I have a confession to make: before I moved to Moscow I had never read a book by a Russian author. I’d read plenty of classics in the English language – Shakespeare, Jane Austen, the Brontes, (although while I’m confessing, I’ll be honest and admit that I’ve never read a book by Charles Dickens either). So when I decided that I couldn’t possibly live in Moscow without reading some Russian literature, I had a bit of difficulty knowing where to start. On the basis that I had once been to see a production of Chekov’s Ivanov at the theatre, I figured I’d go with him.
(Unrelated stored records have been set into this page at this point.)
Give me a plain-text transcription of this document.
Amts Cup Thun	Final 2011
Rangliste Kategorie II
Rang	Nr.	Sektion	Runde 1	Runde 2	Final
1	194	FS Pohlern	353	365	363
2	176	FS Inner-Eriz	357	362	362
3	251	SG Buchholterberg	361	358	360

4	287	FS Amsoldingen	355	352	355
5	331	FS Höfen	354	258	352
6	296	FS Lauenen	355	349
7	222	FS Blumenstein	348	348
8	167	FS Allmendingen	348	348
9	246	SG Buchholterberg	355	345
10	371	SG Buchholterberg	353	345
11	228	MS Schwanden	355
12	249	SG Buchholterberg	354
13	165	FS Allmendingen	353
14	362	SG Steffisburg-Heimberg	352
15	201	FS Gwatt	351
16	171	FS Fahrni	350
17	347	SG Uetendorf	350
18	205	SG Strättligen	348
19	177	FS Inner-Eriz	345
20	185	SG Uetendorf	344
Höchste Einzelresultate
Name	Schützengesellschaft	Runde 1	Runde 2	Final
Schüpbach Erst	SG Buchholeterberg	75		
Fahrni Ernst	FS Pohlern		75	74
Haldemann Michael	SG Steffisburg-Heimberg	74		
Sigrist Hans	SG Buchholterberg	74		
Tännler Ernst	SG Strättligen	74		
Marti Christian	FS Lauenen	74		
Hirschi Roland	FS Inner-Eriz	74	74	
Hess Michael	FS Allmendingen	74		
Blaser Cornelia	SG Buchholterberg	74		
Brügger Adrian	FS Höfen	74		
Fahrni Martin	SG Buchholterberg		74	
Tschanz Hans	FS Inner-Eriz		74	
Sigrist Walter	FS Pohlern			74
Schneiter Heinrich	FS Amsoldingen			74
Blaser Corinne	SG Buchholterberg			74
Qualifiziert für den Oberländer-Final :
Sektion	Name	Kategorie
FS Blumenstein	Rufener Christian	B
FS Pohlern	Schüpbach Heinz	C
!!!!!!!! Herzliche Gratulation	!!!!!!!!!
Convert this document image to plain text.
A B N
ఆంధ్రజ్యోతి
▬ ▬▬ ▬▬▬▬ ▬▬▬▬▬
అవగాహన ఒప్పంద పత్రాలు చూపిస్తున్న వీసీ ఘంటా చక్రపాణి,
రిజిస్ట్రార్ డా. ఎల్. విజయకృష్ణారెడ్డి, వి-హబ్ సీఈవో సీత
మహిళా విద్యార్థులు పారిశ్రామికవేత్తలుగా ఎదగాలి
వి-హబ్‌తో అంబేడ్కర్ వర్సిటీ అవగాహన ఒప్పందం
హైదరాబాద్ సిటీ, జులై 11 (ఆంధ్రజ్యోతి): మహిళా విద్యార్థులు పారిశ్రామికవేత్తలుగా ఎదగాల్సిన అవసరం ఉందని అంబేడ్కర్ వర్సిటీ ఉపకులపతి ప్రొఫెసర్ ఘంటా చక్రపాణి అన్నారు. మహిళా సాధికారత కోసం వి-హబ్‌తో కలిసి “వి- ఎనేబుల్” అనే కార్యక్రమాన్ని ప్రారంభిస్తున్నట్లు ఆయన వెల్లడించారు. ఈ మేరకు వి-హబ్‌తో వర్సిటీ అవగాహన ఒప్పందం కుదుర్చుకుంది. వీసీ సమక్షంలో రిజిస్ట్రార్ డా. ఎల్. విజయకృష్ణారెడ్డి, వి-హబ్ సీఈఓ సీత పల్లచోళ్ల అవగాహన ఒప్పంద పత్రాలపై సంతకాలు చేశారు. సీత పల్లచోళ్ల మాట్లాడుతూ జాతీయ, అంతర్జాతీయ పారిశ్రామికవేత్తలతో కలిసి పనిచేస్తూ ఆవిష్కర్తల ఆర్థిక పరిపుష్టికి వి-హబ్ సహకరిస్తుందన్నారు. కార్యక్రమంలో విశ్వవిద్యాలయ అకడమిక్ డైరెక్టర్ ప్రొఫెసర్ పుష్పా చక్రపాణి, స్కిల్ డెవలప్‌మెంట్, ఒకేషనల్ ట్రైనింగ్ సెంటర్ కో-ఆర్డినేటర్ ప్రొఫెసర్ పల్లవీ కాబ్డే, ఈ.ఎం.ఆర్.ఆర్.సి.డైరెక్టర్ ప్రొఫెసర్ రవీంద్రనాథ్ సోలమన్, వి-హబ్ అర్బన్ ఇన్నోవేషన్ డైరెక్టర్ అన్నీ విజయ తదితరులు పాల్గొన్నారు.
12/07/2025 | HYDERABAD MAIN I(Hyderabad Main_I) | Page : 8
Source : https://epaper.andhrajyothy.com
About Love and Other Stories is a collection of 17 of Chekov’s stories translated by Rosamund Bartlett, and, as the name suggests, the majority of them are about love in some form. Actually they are about love in many forms – the love of parents and children, unrequited love, lost love, marital affairs – there is even a comic story about a fish who falls in love with a girl and becomes suicidal.
Chekov himself was an interesting character. He was born in 1860 and his father was a serf but turned his hand to business following the emancipation in 1861. Chekov was sent to school and then on to University to become a doctor and, while studying, he started submitting short stories to gain some income. His stories quickly gained him fame and fortune making him the first major Russian writer to come from the penny press rather than the more highbrow literary journals. Despite being wealthy enough to own an estate outside Moscow, Chekov continued to practice as a doctor, often treating local peasants for free.
Given Chekov’s medical background, it doesn’t come as much surprise to find that illness and death feature considerably in his writing. It is grimly realistic too, in particular, in his tale of a ship’s infirmary in Gusev, and a desperately sad description of extreme mental illness in The Black Monk. But, morbidity aside, there are two things about Chekov’s stories that stood out for me. Firstly, I found myself wondering what happened next on a number of occasions – which is surely the mark of a good writer as he had me hooked enough to care what might happen to his characters. And secondly the stories work because the characters, whether Bishops or peasants, ring true. There are brilliantly comic characters (my favourite being The Man In A Case – who even has a case to keep his umbrella in) and characters that touch the soul – the contrasting characters of Yefimya and her husband made At Christmas Time one of the most heart-wrenching stories I have ever read.
I’m glad I picked this as my first foray into Russian literature, Rosamund Bartlett has done a fine job of choosing stories by Chekov that demonstrate his ability to write convincingly on a whole range of subjects, and more importantly stir a whole range of emotions. I’d definitely be interested in more of Chekov’s work, so if you know of any English-language versions of his plays coming soon to Moscow, do let me know!